- Simone Galperti, Associate Professor, University of California, San Diego
- Aleksandr Levkun, Doctoral Candidate, University of California, San Diego
- Jacopo Perego, Associate Professor, Columbia University
This blog article is derived from the authors’ research paper titled The Value of Data Records, a project of the Economics of Digital Services initiative led by Penn’s Center for Technology, Innovation & Competition (CTIC) and The Warren Center for Network & Data Services. CTIC and the Warren Center are grateful to the John S. and James L. Knight Foundation for its generous support of the EODS initiative.
Personal data is the “new oil” of modern economies. Search engines and social media platforms use it to sell targeted advertisement; e-commerce platforms use it to intermediate trade between buyers and sellers; and job-matching platforms use it to match workers and employers. In each case, a large quantity of personal data fuels a multi-billion-dollar industry. How much of this total value is created by the data of each single individual? And how is the value of an individual’s data record affected by privacy protection policies? These basic questions are at the core of some of the recent debates regarding the future of data markets, including how to design them to compensate individuals for their data, how to conduct demand analysis for data-brokers, to what extent data are a source of market power, and how privacy regulation affects data markets and their participants.
Yet the value of personal data is not well understood and can be hard to assess. One reason is that online intermediaries—like search engines, social media, and e-commerce platforms—often use their data to influence the behavior of strategic agents—like consumers and advertisers—by selectively withholding information. For instance, withholding information is a common practice for many digital platforms. Google’s “quality score” pools people’s searches to increase competition among advertisers; Uber conceals riders’ destinations from drivers to increase riders’ welfare; and Airbnb withholds hosts’ profile pictures to decrease discrimination. Thus, withholding information involves pooling the data records of multiple individuals into a common use, which complicates disentangling the value of each single record.
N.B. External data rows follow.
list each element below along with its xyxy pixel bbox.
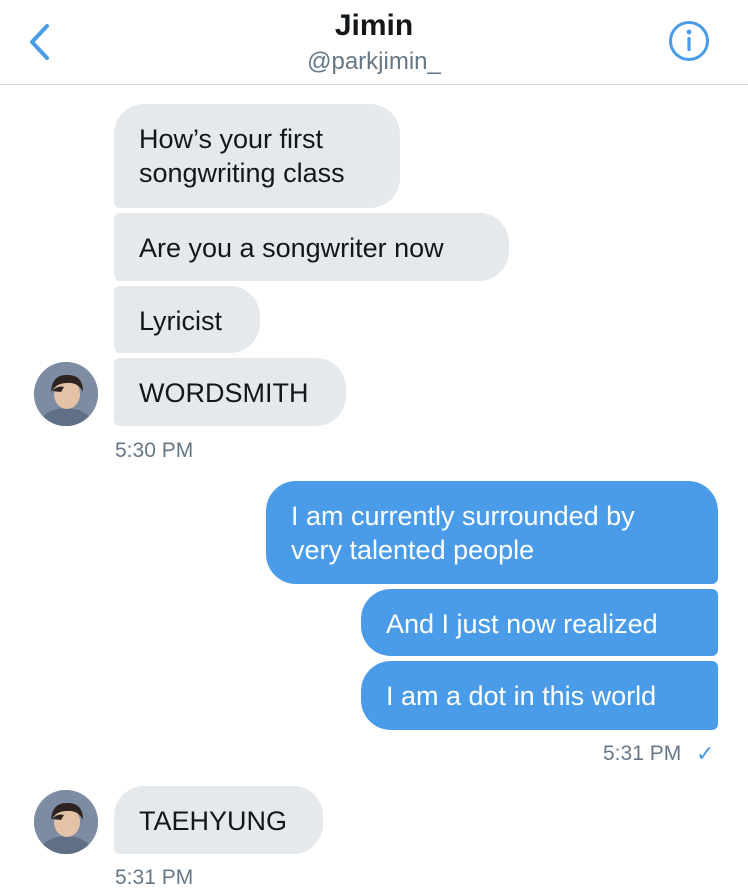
- incoming-message[interactable]: WORDSMITH: [114, 358, 346, 426]
- incoming-message[interactable]: TAEHYUNG: [114, 786, 323, 854]
- incoming-message[interactable]: Lyricist: [114, 286, 260, 353]
- avatar[interactable]: [34, 790, 98, 854]
- message-timestamp: 5:30 PM: [115, 439, 194, 462]
- incoming-message[interactable]: Are you a songwriter now: [114, 213, 509, 281]
- outgoing-message[interactable]: I am currently surrounded by very talent…: [266, 481, 718, 584]
- info-circle-icon: [669, 21, 709, 61]
- checkmark-icon: ✓: [696, 741, 715, 766]
- avatar[interactable]: [34, 362, 98, 426]
- message-timestamp: 5:31 PM: [115, 866, 194, 889]
- outgoing-message[interactable]: And I just now realized: [361, 589, 718, 656]
- conversation-title: Jimin: [334, 9, 414, 42]
- avatar-photo: [34, 790, 98, 854]
- info-button[interactable]: [668, 20, 710, 62]
- incoming-message[interactable]: How’s your first songwriting class: [114, 104, 400, 208]
- dm-conversation-screen: Jimin @parkjimin_ How’s your first songw…: [0, 0, 748, 895]
- outgoing-message[interactable]: I am a dot in this world: [361, 661, 718, 730]
- conversation-header: Jimin @parkjimin_: [0, 0, 748, 85]
- avatar-photo: [34, 362, 98, 426]
- conversation-handle: @parkjimin_: [307, 48, 441, 75]
- message-timestamp: 5:31 PM: [603, 742, 682, 765]
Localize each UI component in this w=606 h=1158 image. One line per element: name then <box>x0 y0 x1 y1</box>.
To tackle these challenges, we propose a novel and general approach to determine the value of data records. This approach combines a modern apparatus from economics (called information- and mechanism-design theory) with classic techniques from mathematics (called linear-programming duality).
A core result of our research is a decomposition of the value of a data record into two components. The first is the payoff an intermediary derives directly from a record. For instance, this may be the profit an e-commerce platform directly derives when a consumer buys a product from a third-party seller on the platform. The second component captures externalities that data records exert on one another when the intermediary pools them to withhold the information they contain. For instance, continuing our e-commerce example, the platform may partition its knowledge of the consumers’ wants and needs by grouping them into market segments so as to influence the sellers’ price or quality offers. Importantly, if ignored, this second component can significantly bias the evaluation of data records. For instance, it can render the record of a low-spending buyer more valuable than that of a high-spending buyer for the platform.
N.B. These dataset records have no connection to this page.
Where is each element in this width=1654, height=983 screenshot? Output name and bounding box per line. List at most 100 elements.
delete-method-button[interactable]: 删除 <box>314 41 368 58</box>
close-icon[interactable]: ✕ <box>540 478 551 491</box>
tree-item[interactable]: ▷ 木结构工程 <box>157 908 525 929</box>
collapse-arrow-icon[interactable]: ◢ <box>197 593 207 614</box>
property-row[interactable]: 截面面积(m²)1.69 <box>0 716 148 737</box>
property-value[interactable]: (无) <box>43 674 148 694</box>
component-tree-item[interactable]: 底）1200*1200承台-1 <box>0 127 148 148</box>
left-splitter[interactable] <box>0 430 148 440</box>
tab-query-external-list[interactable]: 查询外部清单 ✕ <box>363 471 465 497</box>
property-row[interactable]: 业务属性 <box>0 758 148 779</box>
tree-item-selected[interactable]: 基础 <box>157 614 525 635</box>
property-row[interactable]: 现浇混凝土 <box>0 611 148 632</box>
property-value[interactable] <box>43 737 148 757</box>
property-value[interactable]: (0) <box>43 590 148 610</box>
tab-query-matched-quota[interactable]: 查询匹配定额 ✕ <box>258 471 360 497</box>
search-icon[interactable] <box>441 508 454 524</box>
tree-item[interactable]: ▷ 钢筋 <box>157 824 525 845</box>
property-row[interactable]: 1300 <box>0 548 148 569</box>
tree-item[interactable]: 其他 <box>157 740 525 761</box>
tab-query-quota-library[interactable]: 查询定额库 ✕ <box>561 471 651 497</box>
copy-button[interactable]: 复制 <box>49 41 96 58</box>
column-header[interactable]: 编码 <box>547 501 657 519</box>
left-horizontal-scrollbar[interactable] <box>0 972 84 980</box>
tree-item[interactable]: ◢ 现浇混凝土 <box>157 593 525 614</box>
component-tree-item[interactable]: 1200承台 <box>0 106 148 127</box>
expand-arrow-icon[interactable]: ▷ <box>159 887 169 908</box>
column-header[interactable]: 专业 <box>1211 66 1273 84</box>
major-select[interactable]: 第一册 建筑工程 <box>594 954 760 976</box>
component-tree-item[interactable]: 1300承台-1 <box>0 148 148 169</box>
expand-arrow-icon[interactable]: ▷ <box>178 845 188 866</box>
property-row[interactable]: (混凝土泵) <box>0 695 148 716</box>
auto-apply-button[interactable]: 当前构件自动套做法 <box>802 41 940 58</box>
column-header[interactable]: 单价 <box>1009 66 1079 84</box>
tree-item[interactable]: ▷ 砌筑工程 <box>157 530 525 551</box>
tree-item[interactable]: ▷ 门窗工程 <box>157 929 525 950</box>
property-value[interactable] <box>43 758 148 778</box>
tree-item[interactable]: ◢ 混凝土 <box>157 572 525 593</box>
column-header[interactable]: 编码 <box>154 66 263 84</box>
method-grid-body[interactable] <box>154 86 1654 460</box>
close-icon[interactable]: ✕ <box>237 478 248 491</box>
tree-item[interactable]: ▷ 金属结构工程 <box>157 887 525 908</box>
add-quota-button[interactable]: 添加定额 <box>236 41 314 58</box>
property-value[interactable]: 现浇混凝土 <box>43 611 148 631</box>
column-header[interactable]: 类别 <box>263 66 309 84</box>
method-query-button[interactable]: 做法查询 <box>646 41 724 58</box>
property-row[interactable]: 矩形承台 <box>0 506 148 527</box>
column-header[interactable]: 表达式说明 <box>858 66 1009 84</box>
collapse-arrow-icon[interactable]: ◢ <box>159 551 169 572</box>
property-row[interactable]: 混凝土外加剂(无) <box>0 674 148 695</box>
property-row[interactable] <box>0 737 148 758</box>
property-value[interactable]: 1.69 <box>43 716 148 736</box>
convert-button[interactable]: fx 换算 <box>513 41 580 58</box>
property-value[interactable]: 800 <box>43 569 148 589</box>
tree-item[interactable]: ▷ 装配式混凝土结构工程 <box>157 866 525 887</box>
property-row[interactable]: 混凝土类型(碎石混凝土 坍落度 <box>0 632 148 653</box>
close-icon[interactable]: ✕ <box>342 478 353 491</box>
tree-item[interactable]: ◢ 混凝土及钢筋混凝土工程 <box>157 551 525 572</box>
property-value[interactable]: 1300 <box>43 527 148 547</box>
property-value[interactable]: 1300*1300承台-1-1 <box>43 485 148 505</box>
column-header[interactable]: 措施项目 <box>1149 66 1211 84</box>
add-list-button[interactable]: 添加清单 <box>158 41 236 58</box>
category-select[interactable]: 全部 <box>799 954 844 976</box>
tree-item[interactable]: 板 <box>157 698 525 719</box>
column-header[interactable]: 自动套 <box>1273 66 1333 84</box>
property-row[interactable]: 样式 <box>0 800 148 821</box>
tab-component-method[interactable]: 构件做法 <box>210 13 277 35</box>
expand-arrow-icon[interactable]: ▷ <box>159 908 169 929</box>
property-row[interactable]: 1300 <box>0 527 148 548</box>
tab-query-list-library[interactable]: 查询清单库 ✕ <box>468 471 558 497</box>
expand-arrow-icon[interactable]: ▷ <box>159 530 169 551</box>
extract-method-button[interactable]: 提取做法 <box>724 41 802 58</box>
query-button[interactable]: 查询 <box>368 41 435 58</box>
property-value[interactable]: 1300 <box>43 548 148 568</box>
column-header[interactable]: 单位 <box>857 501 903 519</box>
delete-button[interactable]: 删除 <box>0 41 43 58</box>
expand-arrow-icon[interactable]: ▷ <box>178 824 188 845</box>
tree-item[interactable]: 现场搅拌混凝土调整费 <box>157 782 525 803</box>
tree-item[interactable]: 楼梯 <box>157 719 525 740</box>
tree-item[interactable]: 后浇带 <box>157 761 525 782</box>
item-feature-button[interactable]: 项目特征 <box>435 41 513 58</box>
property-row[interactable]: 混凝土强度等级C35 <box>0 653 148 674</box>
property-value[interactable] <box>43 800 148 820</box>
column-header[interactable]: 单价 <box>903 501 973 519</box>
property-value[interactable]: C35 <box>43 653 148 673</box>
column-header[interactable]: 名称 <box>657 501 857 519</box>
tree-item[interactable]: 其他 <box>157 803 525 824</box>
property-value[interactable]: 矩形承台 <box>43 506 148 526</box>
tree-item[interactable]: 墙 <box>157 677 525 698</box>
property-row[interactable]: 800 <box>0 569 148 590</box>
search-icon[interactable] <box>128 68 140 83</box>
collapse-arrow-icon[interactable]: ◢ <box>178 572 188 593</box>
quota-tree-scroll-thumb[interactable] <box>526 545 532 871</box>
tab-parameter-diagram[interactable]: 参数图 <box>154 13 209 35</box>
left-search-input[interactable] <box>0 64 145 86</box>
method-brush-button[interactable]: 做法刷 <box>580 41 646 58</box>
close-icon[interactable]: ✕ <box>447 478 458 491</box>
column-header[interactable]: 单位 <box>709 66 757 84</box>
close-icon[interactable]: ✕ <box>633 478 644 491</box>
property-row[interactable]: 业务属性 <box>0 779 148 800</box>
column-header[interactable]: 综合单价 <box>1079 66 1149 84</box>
Our characterization of the value of data records is a stepping stone to addressing various questions about data markets. First, consider the debate about whether and how a data market could compensate individuals for their personal data. The basic idea is that some part of an e-commerce platform’s total payoff (e.g., its profits) would be distributed back to its users as a form of dividend for the monetization of their data. In this case, how much of this payoff will each receive? Answering this question involves complex considerations—including which privacy protection laws would grant consumers control over their data or the extent to which these compensations are determined competitively. Our approach contributes to this debate by offering a benchmark against which to compare the individuals’ actual compensations, however defined or calculated. Second, we show that an intermediary’s demand for data can be analyzed using well-known tools from standard consumer theory. This allows us to establish a general “scarcity principle” for data, guidelines for investing in acquiring data, and when a platform has a strict incentive to merge two databases—for instance, via takeovers.
Another key question in data markets is how privacy regulations will affect them. Our approach also contributes to this debate. How intermediaries use their data influences the incentives of individuals to share their data in the first place. This is irrelevant if data can be collected for free without individuals’ consent. But data privacy regulations—especially in their more recent forms—often grant individuals more control on their data and more power to not share it if they deem its use inappropriate. Our approach is naturally suited to dealing with these constraints that privacy regulations impose on the intermediaries’ use of personal data and to assessing the consequences for the value of that data. The reason is that we can embed constraints in the mathematical formalization of the intermediary’s data-use problem that capture different privacy protection policies—for instance, whether a platform can refuse to serve a customer who does not share her data or is required to provide her with at least a basic service.
Once again, in addition to the direct payoff it generates for the intermediary, the value of an individual’s data record may reflect externalities that arise because its use helps or hinders convincing other market participants to share their data. One key insight that emerges from our research is that privacy rights may not only shift wealth from data-users to data-sources (i.e., from intermediaries to consumers) but also change the value of data records. For instance, they can increase the value of some people’s records at the expense of others. Thus, privacy can have redistributive effects across data-sources, which should be taken into account by privacy protection policies—especially when combined with policies aimed at establishing systems whereby people are compensated for third-party use of their data.